19 de novembro de 2017

O mundo se une no combate a crimes contra a vida selvagem

O mundo se une no combate a crimes contra a vida selvagem

Diante de um aumento sem precedentes dos crimes contra a vida selvagem – que tem como exemplo recente o assassinato de Cecil, o leão símbolo do Zimbábue – a ONU aprovou na quinta-feira (30) uma resolução histórica que obriga todos os países a aumentar seus esforços coletivos para acabar com o problema mundial de caça ilegal e combater o grande comércio ilegal de animais silvestres.
 
Iniciada pelo Gabão e pela Alemanha e apoiada por outras nações, a resolução Tackling the Illicit Trafficking in Wildlife (Combatendo o Tráfico Ilegal de Vida Selvagem, em inglês) da Assembleia Geral das Nações Unidas é um resultado de três anos de esforços diplomáticos e a primeira vez que todas as nações reconheceram a seriedade dos crimes contra a vida selvagem e a necessidade urgente de unir forças para combatê-los.
 
“A resolução da ONU marca uma nova fase no combate a crimes contra a vida selvagem, que estão colocando inúmeras espécies em risco de extinção e ameaçando a segurança nacional e o desenvolvimento sustentável”, disse Marco Lambertini, diretor-geral do WWF Internacional. “Esta resolução histórica prova que acabar com crimes contra a vida selvagem já não é apenas uma questão ambiental ou limitada a alguns países: tornou-se uma prioridade para todas as nações”.
 
Com populações de elefantes em colapso em Moçambique e na Tanzânia e um número recorde de rinocerontes sendo mortos na África do Sul, a crise da caça ilegal está claramente minando os esforços globais de conservação. A resolução da ONU também enumera os efeitos de crimes ambientais de forma mais ampla, como prejuízos à boa governança, ao estado de direito e ao bem-estar das comunidades locais, além do financiamento a redes criminosas e conflitos armados.
 
“É significativo que todos os países tenham se comprometido a enfrentar a crescente ameaça que o crime organizado contra animais selvagens representa para o desenvolvimento sustentável”, disse Lambertini, lembrando que em poucas semanas a ONU irá se reunir para finalizar os Objetivos de Desenvolvimento Sustentável.
 
Reconhecendo que só uma abordagem global pode conter a crise atual, todos os 193 países membros da ONU concordaram em reforçar a cooperação regional e internacional ao longo de toda a cadeia de comércio ilegal de animais silvestres, incluindo medidas para deter a caça ilegal, o tráfico e a compra.
 
Junto com o fortalecimento dos processos judiciais e da aplicação da lei, a resolução encoraja os países a se envolverem ativamente com as comunidades locais na luta contra o comércio ilícito, reforçando os seus direitos e capacidade para gerenciar e se beneficiar dos recursos da vida selvagem.
 
“O Nepal já provou que a abordagem conjunta funciona e conseguiu três anos de caça zero a rinocerontes desde 2011, graças a uma combinação de vontade política de alto nível, guardas florestais dedicados e a participação genuína comunidade.

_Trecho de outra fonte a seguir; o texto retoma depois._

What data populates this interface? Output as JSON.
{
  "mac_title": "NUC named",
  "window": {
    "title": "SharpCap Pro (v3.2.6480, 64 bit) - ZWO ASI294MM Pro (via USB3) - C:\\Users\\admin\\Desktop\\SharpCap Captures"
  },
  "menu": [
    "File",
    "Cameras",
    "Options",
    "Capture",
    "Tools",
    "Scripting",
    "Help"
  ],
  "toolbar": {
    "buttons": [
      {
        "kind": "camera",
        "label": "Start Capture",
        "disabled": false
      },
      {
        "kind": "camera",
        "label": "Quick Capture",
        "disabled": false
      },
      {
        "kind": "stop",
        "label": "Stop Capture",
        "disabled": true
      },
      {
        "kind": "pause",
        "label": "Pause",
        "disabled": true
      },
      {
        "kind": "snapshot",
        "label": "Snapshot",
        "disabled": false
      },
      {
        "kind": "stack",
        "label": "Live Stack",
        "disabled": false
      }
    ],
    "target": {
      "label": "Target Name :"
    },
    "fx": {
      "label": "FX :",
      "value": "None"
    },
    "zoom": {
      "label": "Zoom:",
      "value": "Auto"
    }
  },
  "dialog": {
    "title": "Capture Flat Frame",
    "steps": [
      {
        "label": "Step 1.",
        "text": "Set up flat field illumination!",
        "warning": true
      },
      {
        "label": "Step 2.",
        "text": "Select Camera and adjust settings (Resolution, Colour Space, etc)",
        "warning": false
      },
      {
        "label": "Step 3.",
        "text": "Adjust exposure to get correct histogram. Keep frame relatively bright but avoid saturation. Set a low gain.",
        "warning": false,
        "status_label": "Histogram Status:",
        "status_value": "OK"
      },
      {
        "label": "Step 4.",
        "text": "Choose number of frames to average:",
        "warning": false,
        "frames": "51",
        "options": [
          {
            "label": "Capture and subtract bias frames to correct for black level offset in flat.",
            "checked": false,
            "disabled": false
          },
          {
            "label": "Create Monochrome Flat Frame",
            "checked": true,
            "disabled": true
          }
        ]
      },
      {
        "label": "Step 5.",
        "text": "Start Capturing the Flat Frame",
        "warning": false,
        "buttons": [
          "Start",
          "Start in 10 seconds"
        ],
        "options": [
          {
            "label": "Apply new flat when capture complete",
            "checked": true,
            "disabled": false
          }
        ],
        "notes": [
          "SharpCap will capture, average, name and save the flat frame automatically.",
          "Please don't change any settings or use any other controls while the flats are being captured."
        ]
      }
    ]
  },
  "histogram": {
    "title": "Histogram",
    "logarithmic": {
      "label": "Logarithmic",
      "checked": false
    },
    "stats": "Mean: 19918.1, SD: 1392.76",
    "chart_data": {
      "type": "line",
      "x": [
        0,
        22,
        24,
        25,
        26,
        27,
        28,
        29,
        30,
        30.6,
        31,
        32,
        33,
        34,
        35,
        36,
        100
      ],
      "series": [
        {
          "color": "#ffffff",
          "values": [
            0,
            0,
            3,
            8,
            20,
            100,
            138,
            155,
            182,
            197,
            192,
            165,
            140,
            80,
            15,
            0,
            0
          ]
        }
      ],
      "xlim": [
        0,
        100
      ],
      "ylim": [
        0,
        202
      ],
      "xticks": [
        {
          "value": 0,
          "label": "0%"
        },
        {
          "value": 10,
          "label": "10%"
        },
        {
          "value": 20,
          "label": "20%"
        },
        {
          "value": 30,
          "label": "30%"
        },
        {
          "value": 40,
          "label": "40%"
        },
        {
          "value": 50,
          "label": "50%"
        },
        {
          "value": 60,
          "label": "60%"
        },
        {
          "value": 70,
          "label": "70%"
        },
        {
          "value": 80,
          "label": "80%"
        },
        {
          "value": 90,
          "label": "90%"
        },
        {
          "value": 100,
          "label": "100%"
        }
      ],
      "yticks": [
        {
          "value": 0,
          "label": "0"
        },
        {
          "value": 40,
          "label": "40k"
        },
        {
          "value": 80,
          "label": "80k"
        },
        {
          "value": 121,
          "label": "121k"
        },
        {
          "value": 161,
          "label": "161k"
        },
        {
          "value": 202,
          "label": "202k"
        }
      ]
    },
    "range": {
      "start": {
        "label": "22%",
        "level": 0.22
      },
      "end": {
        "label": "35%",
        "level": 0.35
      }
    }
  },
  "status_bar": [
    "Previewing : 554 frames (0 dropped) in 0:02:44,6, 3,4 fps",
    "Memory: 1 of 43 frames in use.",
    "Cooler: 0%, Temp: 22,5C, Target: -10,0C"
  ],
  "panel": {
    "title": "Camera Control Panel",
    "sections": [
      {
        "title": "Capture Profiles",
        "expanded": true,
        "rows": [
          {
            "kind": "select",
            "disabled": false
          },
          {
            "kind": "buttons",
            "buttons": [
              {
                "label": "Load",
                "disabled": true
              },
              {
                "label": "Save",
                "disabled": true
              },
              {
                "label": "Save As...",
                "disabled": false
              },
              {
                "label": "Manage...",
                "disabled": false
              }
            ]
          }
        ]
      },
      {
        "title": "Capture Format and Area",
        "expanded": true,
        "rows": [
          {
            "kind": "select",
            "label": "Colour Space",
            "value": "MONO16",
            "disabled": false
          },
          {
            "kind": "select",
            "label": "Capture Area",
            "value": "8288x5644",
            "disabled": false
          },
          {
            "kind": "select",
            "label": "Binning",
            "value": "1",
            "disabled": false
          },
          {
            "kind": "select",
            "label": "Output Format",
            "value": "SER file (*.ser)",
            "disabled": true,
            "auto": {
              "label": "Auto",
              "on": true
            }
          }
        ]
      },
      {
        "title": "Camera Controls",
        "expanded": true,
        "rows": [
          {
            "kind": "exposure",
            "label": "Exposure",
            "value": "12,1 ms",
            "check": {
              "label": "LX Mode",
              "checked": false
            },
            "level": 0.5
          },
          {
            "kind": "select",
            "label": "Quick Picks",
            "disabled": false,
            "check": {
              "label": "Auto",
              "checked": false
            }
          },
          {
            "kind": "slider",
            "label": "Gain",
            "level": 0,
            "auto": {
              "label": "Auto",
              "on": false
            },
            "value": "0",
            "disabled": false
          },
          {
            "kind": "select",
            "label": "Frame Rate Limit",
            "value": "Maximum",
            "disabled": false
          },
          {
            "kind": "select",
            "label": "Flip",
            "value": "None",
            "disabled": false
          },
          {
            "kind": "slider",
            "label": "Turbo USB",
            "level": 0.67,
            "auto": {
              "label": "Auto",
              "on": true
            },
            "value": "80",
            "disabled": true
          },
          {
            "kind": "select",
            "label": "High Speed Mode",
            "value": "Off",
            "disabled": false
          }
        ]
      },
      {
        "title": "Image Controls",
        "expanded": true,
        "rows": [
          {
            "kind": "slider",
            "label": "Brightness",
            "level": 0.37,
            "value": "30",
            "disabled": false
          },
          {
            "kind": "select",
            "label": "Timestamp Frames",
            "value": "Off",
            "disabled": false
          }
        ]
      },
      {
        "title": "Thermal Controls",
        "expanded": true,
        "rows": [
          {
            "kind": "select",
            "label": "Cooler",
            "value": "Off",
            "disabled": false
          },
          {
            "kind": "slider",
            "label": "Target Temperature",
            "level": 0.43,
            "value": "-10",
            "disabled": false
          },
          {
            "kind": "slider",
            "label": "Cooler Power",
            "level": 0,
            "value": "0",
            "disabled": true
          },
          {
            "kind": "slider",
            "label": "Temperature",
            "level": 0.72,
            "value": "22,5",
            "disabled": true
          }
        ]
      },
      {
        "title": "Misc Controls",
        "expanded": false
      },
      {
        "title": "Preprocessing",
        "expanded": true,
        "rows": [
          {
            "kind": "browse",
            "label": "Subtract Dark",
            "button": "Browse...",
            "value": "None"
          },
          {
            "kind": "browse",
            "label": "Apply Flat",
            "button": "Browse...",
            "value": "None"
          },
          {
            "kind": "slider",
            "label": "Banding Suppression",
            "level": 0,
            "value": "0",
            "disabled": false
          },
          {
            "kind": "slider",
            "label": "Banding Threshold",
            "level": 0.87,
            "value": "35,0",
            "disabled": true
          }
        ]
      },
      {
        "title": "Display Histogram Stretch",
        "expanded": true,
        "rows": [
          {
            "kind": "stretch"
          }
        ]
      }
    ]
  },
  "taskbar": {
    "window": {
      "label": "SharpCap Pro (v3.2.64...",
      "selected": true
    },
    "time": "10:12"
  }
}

Agora cabe a outros países seguir a iniciativa do Nepal e as medidas enunciadas na presente resolução histórica “, disse Elisabeth McLellan, chefe da Iniciativa de Crimes contra a Vida Selvagem do WWF Internacional.
 
Atraídos pelos riscos relativamente baixos e altos retornos, redes do crime organizado têm reforçado suas rotas dentro do comércio ilegal de animais silvestres, trazendo com elas métodos de caça e tráfico ilegal mais sofisticados – e com maior violência e corrupção.
 
Em resposta, a resolução destaca a natureza transnacional e organizada de crimes que afetam o meio ambiente, e salienta a necessidade dos países combaterem a corrupção e resolverem a questão da lavagem de dinheiro ligada a crimes contra a vida selvagem.
 
“Se os países implementarem plenamente a resolução, crimes contra a natureza se tornarão muito mais arriscados e muito menos gratificantes”, disse McLellan. “O forte mecanismo de comunicação da resolução deve garantir que sejam feitos progressos verdadeiros e que quaisquer lacunas críticas sejam tratadas de forma eficaz.”
 
A partir de 2016, o secretário-geral das Nações Unidas será encarregado de apresentar um relatório anual sobre crimes globais contra a vida selvagem e a implementação da resolução pelos países, juntamente com recomendações para ações futuras. Outra ação que deve ser discutida para o ano que vem é a possível nomeação de um enviado especial para o tema – um movimento que o WWF acredita que promoveria uma maior conscientização e ajudaria a garantir a participação dos países.
 
“O WWF tem desempenhado um papel fundamental na mudança global de atitude em relação aos crimes contra a natureza nos últimos anos, tendo como destaque o seu impacto nas comunidades e nas cada vez menores populações de elefantes, rinocerontes, tigres e outras espécies”, disse Lambertini. “Agora o WWF vai se concentrar em ajudar os países em seus esforços cruciais para implementar a resolução e acabar com esse flagelo mundial que são os terríveis crimes contra animais selvagens de uma vez por todas.”

(com informações da WWF – Foto: © naturepl.com / Anup Shah / WWF)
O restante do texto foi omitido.